Grand Central Terminal

Grand Central Terminal

Opened in February 1913 and remodelled in 1998, Grand Central Terminal, also known as Grand Central Station, is one of New York’s most impressive architectural structures, which has changed very little in over a century.


The present building, opened in 1871, was built over the old Grand Central Station, a name still used by many to refer to the current train station.

The construction of the Grand Central Terminal came about due to the necessity of modernising the train system; no longer using steam trains and including a lower level of tracks. It took ten years to complete.

The Decline

During the 1950s, trains were no longer in such demand due to the boom of the automotive industry and the new residential areas in New York. These, plus the fact that the price of land was increasing, put in jeopardy the existence of Grand Central Terminal.

To save the station a new shopping area was built inside Grand Central Station and the offices it had at the back of the building were sold.

This sale of the offices led to the construction of the Pam Am (now MetLife) skyscraper, 59 floors tall.

Inside Grand Central

Over 100,000 people use this station on a daily basis, but the number has to be multiplied several times if you take into account all those that visit its shops, restaurants or simply visit and photograph the Train Station.

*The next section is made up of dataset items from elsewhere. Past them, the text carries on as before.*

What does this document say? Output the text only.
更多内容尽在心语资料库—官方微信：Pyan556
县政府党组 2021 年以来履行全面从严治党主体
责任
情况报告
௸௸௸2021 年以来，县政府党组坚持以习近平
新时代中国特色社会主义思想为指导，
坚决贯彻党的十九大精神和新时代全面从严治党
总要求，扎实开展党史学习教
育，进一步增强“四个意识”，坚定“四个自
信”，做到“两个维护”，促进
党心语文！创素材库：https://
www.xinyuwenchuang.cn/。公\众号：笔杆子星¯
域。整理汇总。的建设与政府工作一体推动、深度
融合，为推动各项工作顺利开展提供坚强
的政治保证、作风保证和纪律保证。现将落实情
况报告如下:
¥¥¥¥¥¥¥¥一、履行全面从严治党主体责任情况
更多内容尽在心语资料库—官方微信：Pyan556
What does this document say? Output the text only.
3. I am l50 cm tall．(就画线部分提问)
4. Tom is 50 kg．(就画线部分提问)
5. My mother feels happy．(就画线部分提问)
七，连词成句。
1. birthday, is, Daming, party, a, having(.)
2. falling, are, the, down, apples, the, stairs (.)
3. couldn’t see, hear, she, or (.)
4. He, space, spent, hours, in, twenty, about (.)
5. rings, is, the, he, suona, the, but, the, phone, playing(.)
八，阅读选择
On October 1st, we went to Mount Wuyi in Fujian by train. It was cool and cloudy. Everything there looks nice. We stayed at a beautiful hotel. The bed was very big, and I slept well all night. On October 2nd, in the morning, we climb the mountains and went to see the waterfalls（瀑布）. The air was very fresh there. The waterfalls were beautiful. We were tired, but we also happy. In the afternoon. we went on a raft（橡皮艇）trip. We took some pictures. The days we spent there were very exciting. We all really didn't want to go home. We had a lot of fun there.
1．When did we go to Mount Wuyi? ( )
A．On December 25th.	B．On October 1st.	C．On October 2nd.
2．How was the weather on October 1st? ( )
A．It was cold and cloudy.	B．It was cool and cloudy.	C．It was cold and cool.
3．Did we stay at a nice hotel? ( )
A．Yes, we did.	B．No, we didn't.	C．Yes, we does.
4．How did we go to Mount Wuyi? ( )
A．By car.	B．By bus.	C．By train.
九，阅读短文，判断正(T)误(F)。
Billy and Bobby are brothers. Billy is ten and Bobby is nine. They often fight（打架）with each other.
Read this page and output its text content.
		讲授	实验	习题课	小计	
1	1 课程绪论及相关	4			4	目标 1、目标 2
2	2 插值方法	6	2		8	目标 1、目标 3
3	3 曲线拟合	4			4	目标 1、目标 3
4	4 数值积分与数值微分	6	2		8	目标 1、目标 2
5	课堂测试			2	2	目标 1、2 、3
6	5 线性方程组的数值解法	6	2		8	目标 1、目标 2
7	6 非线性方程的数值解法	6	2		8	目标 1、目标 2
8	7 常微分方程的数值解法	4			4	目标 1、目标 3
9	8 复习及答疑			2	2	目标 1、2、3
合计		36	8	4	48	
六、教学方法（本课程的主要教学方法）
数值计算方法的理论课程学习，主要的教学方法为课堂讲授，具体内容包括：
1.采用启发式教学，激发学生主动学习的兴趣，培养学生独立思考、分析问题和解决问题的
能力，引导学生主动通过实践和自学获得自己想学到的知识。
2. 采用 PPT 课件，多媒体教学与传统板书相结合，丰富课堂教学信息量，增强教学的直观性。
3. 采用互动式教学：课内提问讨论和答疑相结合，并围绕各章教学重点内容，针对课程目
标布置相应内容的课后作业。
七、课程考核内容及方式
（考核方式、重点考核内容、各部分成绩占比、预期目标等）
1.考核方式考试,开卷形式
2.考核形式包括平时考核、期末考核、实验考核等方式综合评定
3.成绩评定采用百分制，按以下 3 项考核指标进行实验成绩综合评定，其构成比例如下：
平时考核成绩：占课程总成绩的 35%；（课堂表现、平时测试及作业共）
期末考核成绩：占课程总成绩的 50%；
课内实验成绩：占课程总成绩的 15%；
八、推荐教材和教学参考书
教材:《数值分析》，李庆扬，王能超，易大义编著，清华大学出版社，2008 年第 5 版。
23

The most striking aspect of Grand Central Terminal is its hall. Vanderbilt Hall serves as the entrance area, and has over 12,000-square-feet of space. Apart from its size, it is also worthwhile taking a look at the decoration and ceiling.

A Must-See

Few tourists miss out on visiting one of the most impressive halls in the world and one of the most famous train stations in the world. It’s a definite must.


Subway: Grand Central Terminal, lines 4, 5, 6, 7 and S.
Bus: lines M1, M2, M3, M4, M5, M42, M98, M101, M102, M104 and Q32.